Graph analytics and (social) network analysis have become cornerstones of data science. They are widely applied to relational data studied in disciplines such as computer science, physics, systems biology, social science or economics. However, we are increasingly confronted with high-frequency, time-resolved data which not only tell us who is related to whom, but also when and in which sequence these relations occurred. The analysis of such data is still a challenge. A naive application of network analysis and modeling techniques discards information on the timing and ordering of relations, which is the foundation of so-called causal or time-respecting paths, i.e. it is needed to answer the question who can influence whom. In my research, I study the effects of temporal ordering in time-resolved relational data from real-world systems. Using a combination of information-theoretic and statistical methods, we could demonstrate that temporal correlations in data from social and biological systems break the transitivity of causal paths. We further showed that the application of network-based data analysis and modeling techniques as well as algebraic methods to time-stamped data yields wrong results.

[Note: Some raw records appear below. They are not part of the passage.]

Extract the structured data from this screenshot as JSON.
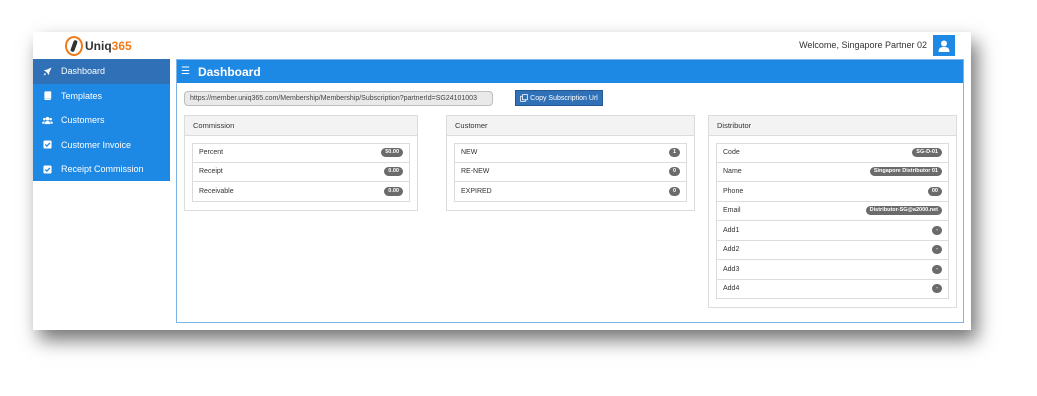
{
  "header": {
    "logo_text_a": "Uniq",
    "logo_text_b": "365",
    "welcome": "Welcome, Singapore Partner 02"
  },
  "sidebar": {
    "items": [
      {
        "label": "Dashboard",
        "icon": "rocket-icon"
      },
      {
        "label": "Templates",
        "icon": "book-icon"
      },
      {
        "label": "Customers",
        "icon": "users-icon"
      },
      {
        "label": "Customer Invoice",
        "icon": "checkbox-icon"
      },
      {
        "label": "Receipt Commission",
        "icon": "checkbox-icon"
      }
    ]
  },
  "main": {
    "title": "Dashboard",
    "url": "https://member.uniq365.com/Membership/Membership/Subscription?partnerId=SG24101003",
    "copy_label": "Copy Subscription Url"
  },
  "commission": {
    "title": "Commission",
    "rows": [
      {
        "label": "Percent",
        "value": "50.00"
      },
      {
        "label": "Receipt",
        "value": "0.00"
      },
      {
        "label": "Receivable",
        "value": "0.00"
      }
    ]
  },
  "customer": {
    "title": "Customer",
    "rows": [
      {
        "label": "NEW",
        "value": "1"
      },
      {
        "label": "RE-NEW",
        "value": "0"
      },
      {
        "label": "EXPIRED",
        "value": "0"
      }
    ]
  },
  "distributor": {
    "title": "Distributor",
    "rows": [
      {
        "label": "Code",
        "value": "SG-D-01"
      },
      {
        "label": "Name",
        "value": "Singapore Distributor 01"
      },
      {
        "label": "Phone",
        "value": "00"
      },
      {
        "label": "Email",
        "value": "Distributor-SG@a2000.net"
      },
      {
        "label": "Add1",
        "value": "-"
      },
      {
        "label": "Add2",
        "value": "-"
      },
      {
        "label": "Add3",
        "value": "-"
      },
      {
        "label": "Add4",
        "value": "-"
      }
    ]
  },
  "colors": {
    "primary": "#1e88e5",
    "active": "#2f70b7",
    "brand_orange": "#f07a1a"
  }
}
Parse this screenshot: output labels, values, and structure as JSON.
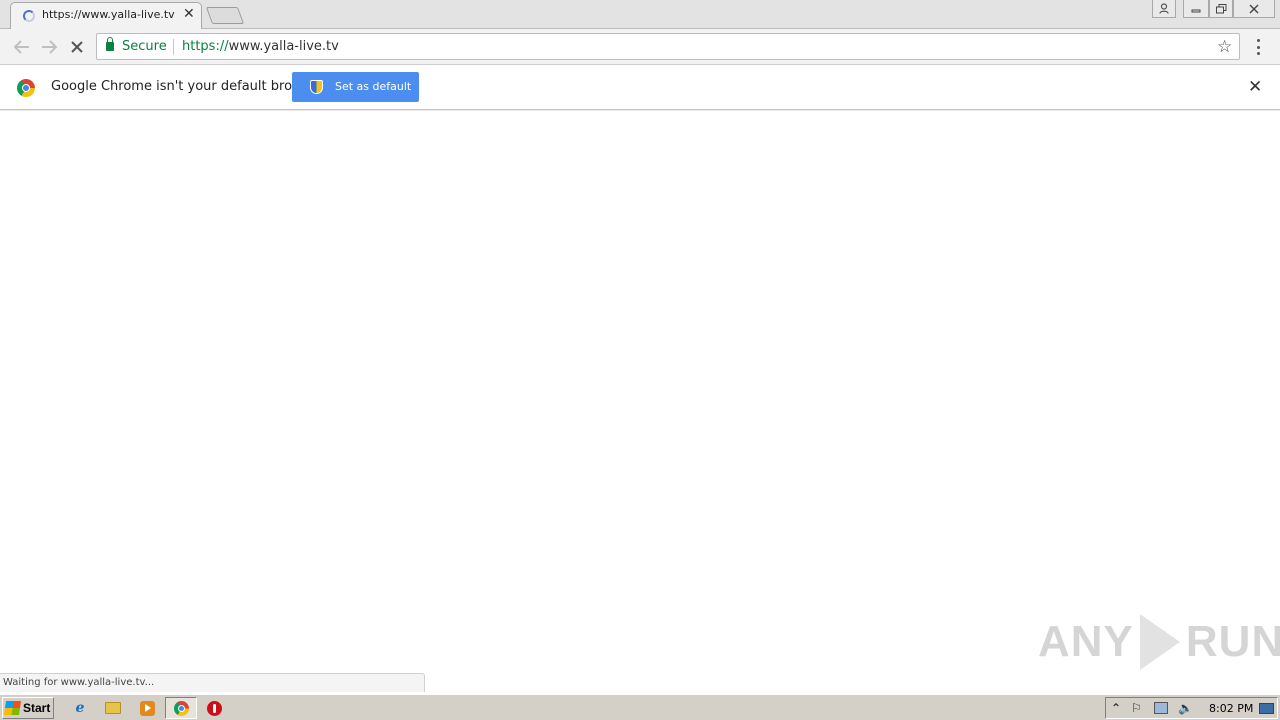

Addressing the problem that common graphical representations of relational data discard information on the temporal ordering of relations, we developed a data analysis framework based on higher-order graphical models. Extending the common network perspective, it allows to combine information on both topological and temporal characteristics of time-resolved relational data into compact probabilistic graphical models. This approach provides new ways to (i) model dynamical processes like diffusion, cascades or epidemic spreading, (ii) detect temporal-topological clusters based on higher-order Laplacians and spectral methods, (iii) assess the importance of nodes, and (iv) study the controllability of complex systems. This research aims at methodological advances which not only provide us with novel data mining techniques, but whose impact reaches beyond computer science, with applications in the modeling of complex systems in physics, systems biology, social science and economics.